Still, I really want to work into that routine a pattern of writing down or otherwise recording the various weird thoughts that meander through my head, on subjects from physics and mathematics to psychology, philosophy, sociology/politics/economics, technology, energy, climate, the nature of complexity, etc. Also, I could use it as a kind of “therapy”. I definitely “need” that, in the sense that my mental health is far from good and is probably worsening.
I have at least taken some baby steps in seeking help, using an unexpected disappointment that at least presented an opportunity: When I clicked an offered link for help after repeatedly taking the online AQ test and getting consistently quite high results, it didn’t take me to any Asperger’s resources, but brought me instead to the “Better Help” site, which is a resource for online therapy. After much hemming and hawing and false starting on my part, I’m trying to make arrangements for such therapy, but it’s been difficult because of my schedule, my innate aversion to doing anything to help myself***, and my discomfort interacting with new people, even over video or text. I’ve finally got something moving, but it looks like it’s going to be only every other week or so; I work long hours, and I’m not going to do online therapy while other people are in the office, even if it’s during lunch. It’s almost inconceivable that I could manage “in-person” therapy, though I’ve done it in the past.
Well, life is complicated.
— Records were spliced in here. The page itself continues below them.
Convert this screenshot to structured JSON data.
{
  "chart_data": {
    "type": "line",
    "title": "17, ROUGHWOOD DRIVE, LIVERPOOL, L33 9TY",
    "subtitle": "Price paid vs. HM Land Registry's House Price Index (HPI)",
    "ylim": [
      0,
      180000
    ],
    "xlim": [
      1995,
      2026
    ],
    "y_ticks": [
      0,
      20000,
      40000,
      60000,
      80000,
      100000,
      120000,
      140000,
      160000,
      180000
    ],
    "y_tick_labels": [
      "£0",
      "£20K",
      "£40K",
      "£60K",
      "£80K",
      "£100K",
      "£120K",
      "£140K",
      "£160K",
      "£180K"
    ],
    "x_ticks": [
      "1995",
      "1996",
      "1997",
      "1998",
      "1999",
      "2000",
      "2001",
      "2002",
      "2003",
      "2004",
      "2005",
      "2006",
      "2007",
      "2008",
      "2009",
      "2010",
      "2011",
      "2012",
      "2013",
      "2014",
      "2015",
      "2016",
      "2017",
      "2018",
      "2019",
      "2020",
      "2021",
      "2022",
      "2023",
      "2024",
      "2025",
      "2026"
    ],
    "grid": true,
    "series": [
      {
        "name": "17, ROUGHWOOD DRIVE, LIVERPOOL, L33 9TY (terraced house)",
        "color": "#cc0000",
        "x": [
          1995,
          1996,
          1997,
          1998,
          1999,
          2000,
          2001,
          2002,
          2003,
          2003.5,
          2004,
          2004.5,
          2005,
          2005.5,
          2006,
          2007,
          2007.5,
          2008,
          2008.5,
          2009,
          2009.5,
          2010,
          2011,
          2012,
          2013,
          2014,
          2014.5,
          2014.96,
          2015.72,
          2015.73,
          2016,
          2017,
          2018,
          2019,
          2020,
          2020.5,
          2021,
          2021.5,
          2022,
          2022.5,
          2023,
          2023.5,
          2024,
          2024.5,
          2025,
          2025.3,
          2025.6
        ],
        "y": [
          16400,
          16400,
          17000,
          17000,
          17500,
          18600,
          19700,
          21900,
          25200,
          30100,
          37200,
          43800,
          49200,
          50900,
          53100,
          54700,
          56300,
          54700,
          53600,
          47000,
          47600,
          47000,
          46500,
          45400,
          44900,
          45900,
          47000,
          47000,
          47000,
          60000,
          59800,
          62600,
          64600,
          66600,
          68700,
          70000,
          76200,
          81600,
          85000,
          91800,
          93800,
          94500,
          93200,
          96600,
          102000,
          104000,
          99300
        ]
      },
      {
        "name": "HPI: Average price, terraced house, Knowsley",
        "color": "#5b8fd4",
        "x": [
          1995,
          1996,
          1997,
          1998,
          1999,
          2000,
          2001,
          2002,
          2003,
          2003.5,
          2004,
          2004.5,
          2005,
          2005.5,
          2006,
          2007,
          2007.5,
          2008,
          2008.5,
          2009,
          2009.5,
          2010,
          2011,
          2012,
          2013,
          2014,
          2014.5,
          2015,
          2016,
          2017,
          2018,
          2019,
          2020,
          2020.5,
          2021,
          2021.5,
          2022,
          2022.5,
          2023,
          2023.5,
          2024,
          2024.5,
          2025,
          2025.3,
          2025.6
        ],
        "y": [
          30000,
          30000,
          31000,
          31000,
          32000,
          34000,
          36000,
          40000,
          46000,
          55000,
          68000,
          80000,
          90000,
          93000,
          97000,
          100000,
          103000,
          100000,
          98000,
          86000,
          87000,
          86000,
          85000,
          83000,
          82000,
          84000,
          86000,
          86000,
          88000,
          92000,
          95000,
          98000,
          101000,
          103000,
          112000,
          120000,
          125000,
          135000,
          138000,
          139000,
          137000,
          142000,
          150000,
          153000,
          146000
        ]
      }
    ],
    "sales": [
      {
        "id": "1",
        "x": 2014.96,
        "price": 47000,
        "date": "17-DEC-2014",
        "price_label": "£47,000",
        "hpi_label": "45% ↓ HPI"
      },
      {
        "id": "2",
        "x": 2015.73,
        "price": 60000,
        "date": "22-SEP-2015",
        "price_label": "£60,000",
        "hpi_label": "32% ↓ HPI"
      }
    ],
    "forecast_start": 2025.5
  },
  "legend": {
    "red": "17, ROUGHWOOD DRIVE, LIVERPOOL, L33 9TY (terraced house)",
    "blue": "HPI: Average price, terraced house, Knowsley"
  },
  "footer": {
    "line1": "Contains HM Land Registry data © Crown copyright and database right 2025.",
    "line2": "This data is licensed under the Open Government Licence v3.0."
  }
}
I frequently doubt whether it’s worth the effort, but since we can’t test the alternative and then change our minds, we keep putting our shoulders to our Sisyphean boulders and hope that maybe, at the very least, this time we might get a tiny bit of rest at the top of the hill. Though, honestly, I don’t know what I would even do with such a break.
Still, I have Outlaw’s Mind to look forward to finishing once I’m done with In the Shade and thence with Dr. Elessar’s Cabinet of Curiosities. Writing new fiction—and usually even new nonfiction—is always a boost. I’m not sure why, but it is.
*Which is larger than a hair’s breadth, of course, but hares do tend to be svelte, so it’s still pretty close.
**A smaller bit of debris to the right ripped a panel loose on the side of my bike, but I have a cool head in times of stress. Though I wobbled back and forth for a few subsequent seconds, I never came very close to going over. Sometimes I honestly regret such “coolness”, but a motorcycle accident on the interstate is not how I would prefer to die, especially since it might not kill but merely maim me. That would be such a pain both literally and figuratively.
***Who among us would not have mixed feelings at the prospect of giving aid to his greatest enemy?